Thursday, September 24, 2009

Are Desalination Plants Are the 21st Century's Coal Slurry Pipelines?


Several times, the House of Representatives defeated legislation that would have encouraged coal slurry pipelines by granting them eminent domain. Some 1000 miles of water wasting, energy wasting and polluting coal pipelines would have tapped into the Madison Formation in Wyoming, wasting massive quantities of energy and polluting the environment in Arkansas to hexavalent chromium.

I wrote an 11,500 word article on coal pipelines, which was excerpted and reprinted in the Congressional Record.
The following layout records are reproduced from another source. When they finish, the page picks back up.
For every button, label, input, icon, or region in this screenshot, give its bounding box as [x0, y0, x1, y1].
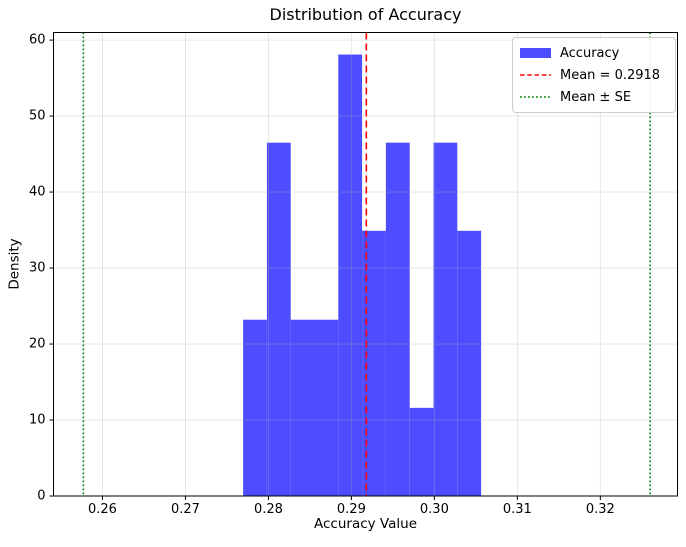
histogram-bar: [362, 230, 386, 497]
y-tick-label: 20: [29, 337, 46, 352]
x-tick-label: 0.30: [420, 502, 449, 517]
histogram-bar: [457, 230, 482, 497]
y-tick-label: 0: [37, 489, 45, 504]
x-tick-label: 0.29: [337, 502, 366, 517]
legend-mean-line-sample: [520, 74, 551, 76]
histogram-bar: [409, 407, 434, 496]
histogram-bar: [243, 319, 267, 496]
legend-label-se: Mean ± SE: [560, 89, 632, 105]
histogram-bar: [385, 142, 410, 497]
histogram-bar: [433, 142, 458, 497]
y-tick-label: 50: [29, 109, 46, 124]
legend-item-mean: Mean = 0.2918: [520, 64, 668, 86]
legend-label-mean: Mean = 0.2918: [560, 67, 661, 83]
legend-se-line-sample: [520, 96, 551, 98]
x-tick-label: 0.26: [88, 502, 117, 517]
y-tick-label: 40: [29, 185, 46, 200]
x-tick-label: 0.32: [586, 502, 615, 517]
legend-accuracy-swatch: [520, 48, 551, 58]
y-tick-label: 30: [29, 261, 46, 276]
x-tick-label: 0.27: [171, 502, 200, 517]
histogram-bar: [290, 319, 315, 496]
histogram-bar: [266, 142, 291, 497]
histogram-bar: [338, 54, 363, 496]
y-tick-label: 10: [29, 413, 46, 428]
histogram-bar: [314, 319, 339, 496]
x-tick-label: 0.31: [503, 502, 532, 517]
legend: Accuracy Mean = 0.2918 Mean ± SE: [512, 37, 676, 113]
plot-border: [53, 32, 678, 497]
y-axis-label: Density: [7, 238, 24, 290]
chart-title: Distribution of Accuracy: [269, 5, 462, 24]
x-axis-label: Accuracy Value: [314, 516, 417, 532]
y-tick-label: 60: [29, 33, 46, 48]
legend-item-accuracy: Accuracy: [520, 42, 668, 64]
legend-label-accuracy: Accuracy: [560, 45, 620, 61]
legend-item-se: Mean ± SE: [520, 86, 668, 108]
y-axis-label-wrap: Density: [0, 32, 30, 496]
x-tick-label: 0.28: [254, 502, 283, 517]
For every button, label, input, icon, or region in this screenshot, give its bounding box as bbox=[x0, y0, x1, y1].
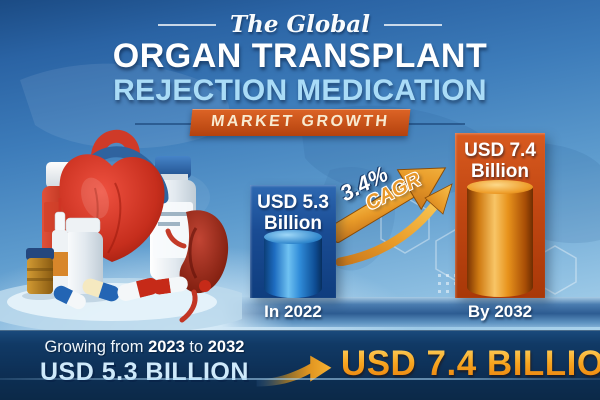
summary-banner: Growing from 2023 to 2032 USD 5.3 BILLIO… bbox=[0, 330, 600, 400]
growth-to-word: to bbox=[189, 338, 204, 356]
bar-2022-value-line1: USD 5.3 bbox=[257, 192, 329, 213]
footer-arrow-icon bbox=[256, 355, 332, 386]
capsule-pills-icon bbox=[51, 275, 211, 312]
bar-2032-period-label: By 2032 bbox=[467, 302, 533, 321]
kicker-text: The Global bbox=[230, 11, 370, 38]
kicker: The Global bbox=[0, 11, 600, 38]
kicker-line-right bbox=[383, 23, 442, 26]
bar-2022: USD 5.3 Billion bbox=[250, 185, 336, 298]
page-title-line1: ORGAN TRANSPLANT bbox=[112, 37, 488, 75]
bar-2022-value-line2: Billion bbox=[263, 213, 323, 234]
bar-2032-value-line1: USD 7.4 bbox=[464, 140, 536, 161]
bar-2022-value-label: USD 5.3 Billion bbox=[250, 185, 336, 234]
pill-bottle-icon bbox=[63, 217, 103, 294]
from-value-text: USD 5.3 BILLION bbox=[40, 358, 249, 386]
bar-2022-period-label: In 2022 bbox=[264, 302, 322, 321]
kidney-illustration bbox=[165, 210, 229, 323]
bar-2022-cylinder bbox=[264, 230, 322, 298]
bar-2032-value-label: USD 7.4 Billion bbox=[455, 133, 545, 182]
page-title-line2: REJECTION MEDICATION bbox=[113, 74, 487, 107]
spray-bottle-icon bbox=[52, 198, 68, 290]
to-value-text: USD 7.4 BILLION bbox=[341, 344, 600, 384]
amber-jar-icon bbox=[26, 248, 54, 294]
growth-prefix: Growing from bbox=[44, 338, 144, 356]
bar-2032: USD 7.4 Billion bbox=[455, 133, 545, 298]
growth-period-text: Growing from 2023 to 2032 bbox=[40, 338, 249, 357]
chart-platform bbox=[222, 297, 600, 327]
growth-to-year: 2032 bbox=[207, 338, 245, 356]
bar-2032-value-line2: Billion bbox=[470, 161, 530, 182]
growth-from-year: 2023 bbox=[148, 338, 185, 356]
kicker-line-left bbox=[158, 23, 217, 26]
banner-divider-line bbox=[0, 378, 600, 380]
growth-summary: Growing from 2023 to 2032 USD 5.3 BILLIO… bbox=[40, 338, 249, 387]
medical-illustration bbox=[0, 129, 242, 330]
bar-2032-cylinder bbox=[467, 180, 533, 297]
cagr-growth-arrows-icon bbox=[328, 167, 453, 266]
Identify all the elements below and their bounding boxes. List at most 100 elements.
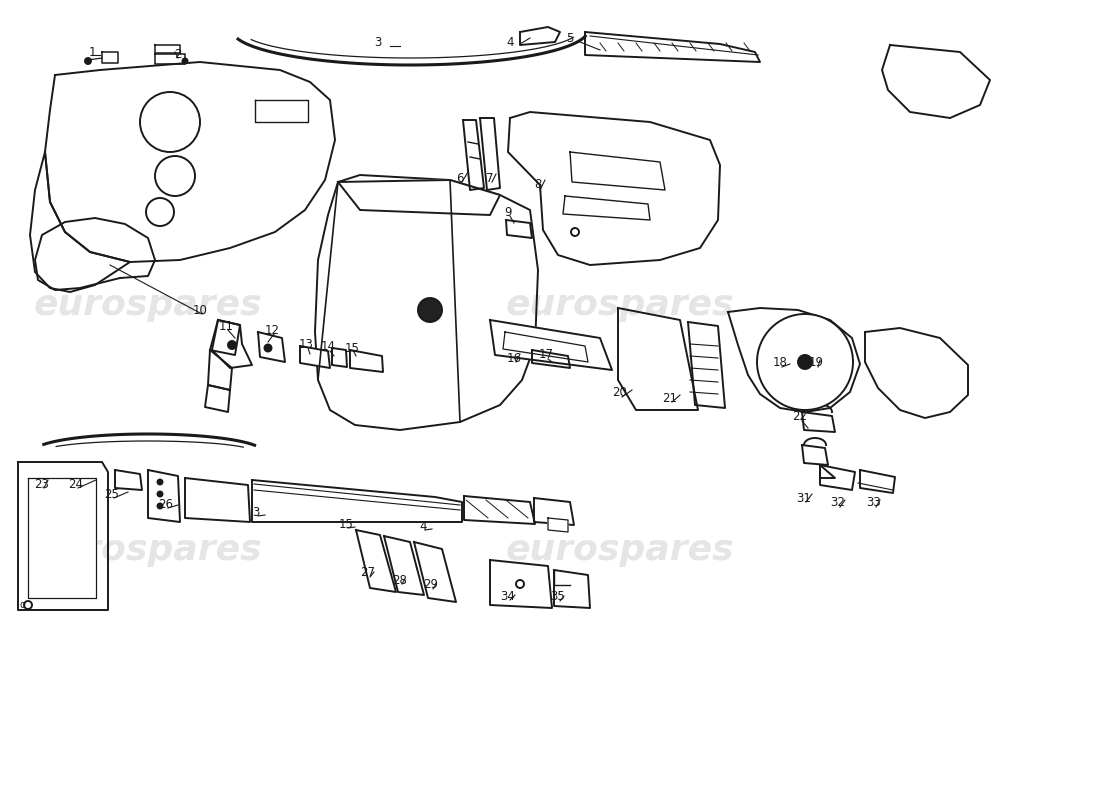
Polygon shape [35, 218, 155, 290]
Polygon shape [205, 385, 230, 412]
Polygon shape [30, 152, 130, 292]
Text: 8: 8 [535, 178, 541, 191]
Text: 15: 15 [344, 342, 360, 354]
Text: 32: 32 [830, 497, 846, 510]
Text: 25: 25 [104, 487, 120, 501]
Polygon shape [148, 470, 180, 522]
Circle shape [157, 503, 163, 509]
Text: 27: 27 [361, 566, 375, 579]
Text: 15: 15 [339, 518, 353, 530]
Polygon shape [356, 530, 396, 592]
Polygon shape [252, 480, 462, 522]
Text: 21: 21 [662, 391, 678, 405]
Circle shape [24, 601, 32, 609]
Polygon shape [155, 45, 180, 53]
Text: 4: 4 [506, 35, 514, 49]
Polygon shape [563, 196, 650, 220]
Circle shape [571, 228, 579, 236]
Text: 34: 34 [500, 590, 516, 602]
Polygon shape [503, 332, 588, 362]
Polygon shape [464, 496, 535, 524]
Circle shape [418, 298, 442, 322]
Circle shape [157, 479, 163, 485]
Circle shape [264, 345, 272, 351]
Text: 19: 19 [808, 357, 824, 370]
Polygon shape [18, 462, 108, 610]
Polygon shape [45, 62, 336, 262]
Polygon shape [865, 328, 968, 418]
Circle shape [85, 58, 91, 64]
Polygon shape [350, 350, 383, 372]
Text: o: o [19, 600, 25, 610]
Polygon shape [480, 118, 501, 190]
Text: eurospares: eurospares [34, 288, 262, 322]
Text: 10: 10 [192, 303, 208, 317]
Polygon shape [28, 478, 96, 598]
Polygon shape [384, 536, 424, 595]
Polygon shape [490, 560, 552, 608]
Text: 5: 5 [566, 31, 574, 45]
Polygon shape [315, 175, 538, 430]
Polygon shape [155, 54, 185, 64]
Polygon shape [728, 308, 860, 412]
Text: 29: 29 [424, 578, 439, 591]
Polygon shape [688, 322, 725, 408]
Circle shape [798, 355, 812, 369]
Polygon shape [490, 320, 612, 370]
Text: eurospares: eurospares [506, 533, 735, 567]
Text: 4: 4 [419, 519, 427, 533]
Circle shape [757, 314, 852, 410]
Text: 33: 33 [867, 497, 881, 510]
Polygon shape [860, 470, 895, 493]
Polygon shape [208, 350, 232, 390]
Text: 22: 22 [792, 410, 807, 423]
Polygon shape [820, 465, 855, 490]
Text: 14: 14 [320, 341, 336, 354]
Circle shape [155, 156, 195, 196]
Circle shape [140, 92, 200, 152]
Polygon shape [300, 346, 330, 368]
Text: 20: 20 [613, 386, 627, 399]
Polygon shape [255, 100, 308, 122]
Text: 11: 11 [219, 319, 233, 333]
Text: 28: 28 [393, 574, 407, 586]
Polygon shape [212, 320, 252, 368]
Text: 7: 7 [486, 171, 494, 185]
Polygon shape [116, 470, 142, 490]
Text: 16: 16 [506, 351, 521, 365]
Text: 31: 31 [796, 491, 812, 505]
Text: 12: 12 [264, 323, 279, 337]
Text: 17: 17 [539, 349, 553, 362]
Polygon shape [258, 332, 285, 362]
Polygon shape [463, 120, 484, 190]
Polygon shape [882, 45, 990, 118]
Polygon shape [508, 112, 720, 265]
Polygon shape [532, 350, 570, 368]
Circle shape [228, 341, 236, 349]
Polygon shape [554, 570, 590, 608]
Text: 3: 3 [252, 506, 260, 518]
Polygon shape [802, 412, 835, 432]
Circle shape [157, 491, 163, 497]
Polygon shape [585, 32, 760, 62]
Polygon shape [338, 180, 500, 215]
Polygon shape [210, 320, 240, 355]
Text: 2: 2 [174, 49, 182, 62]
Polygon shape [506, 220, 532, 238]
Text: 9: 9 [504, 206, 512, 218]
Polygon shape [414, 542, 456, 602]
Circle shape [146, 198, 174, 226]
Circle shape [516, 580, 524, 588]
Text: 1: 1 [88, 46, 96, 58]
Text: 6: 6 [456, 171, 464, 185]
Text: 24: 24 [68, 478, 84, 490]
Polygon shape [102, 52, 118, 63]
Text: 23: 23 [34, 478, 50, 490]
Polygon shape [332, 348, 346, 367]
Circle shape [183, 58, 187, 63]
Text: eurospares: eurospares [506, 288, 735, 322]
Text: 3: 3 [374, 37, 382, 50]
Text: 35: 35 [551, 590, 565, 603]
Text: 26: 26 [158, 498, 174, 510]
Polygon shape [802, 445, 828, 465]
Farmers, ranchers, hunters, fishermen, small business people, environmentalists and conservationists defeated the pipeline interests.

Now we are faced with the possibility of a "water war," in which wasteful South FLorida special interests plug for desalination plants (not in their backyard, but in ours) hooked up to big pipes sending water to South Florida, ruining our area as SOuth Florida has already been ruined by bad planning.

My mother had a sign in her office for many years -- "Poor planning on your part does not necessarily create an emergency on my part."

North FLorida needs to tell South Florida (and Orlando) to srart conserving their water, instead of attempting to steal our water (like something out of the true-life experience of the Los Angeles Department of Water and Power in the Owens Valley and elsewhere in California, dramatized by the movie, "Chinatown," with Jack Nicholson.

We've already seen what secretive planning by Walt Disney Company did to Orlando, as documented by Carl Hiassen in "Team Rodent -- How Disney Devours the World."

We don't need bad planning, energy waste and ugliness inflicted on our coasts here.

Thus the desalination plant requires the most intense public scrutiny, public picketing, and public protest -- we don't need to destroy our coast (and our chances of getting a St. Augustine National Historical Park, National Seashore and National Scenic Coastal Parkway here).

Let 'em build a desalination plant in South Florida if they want, but not here.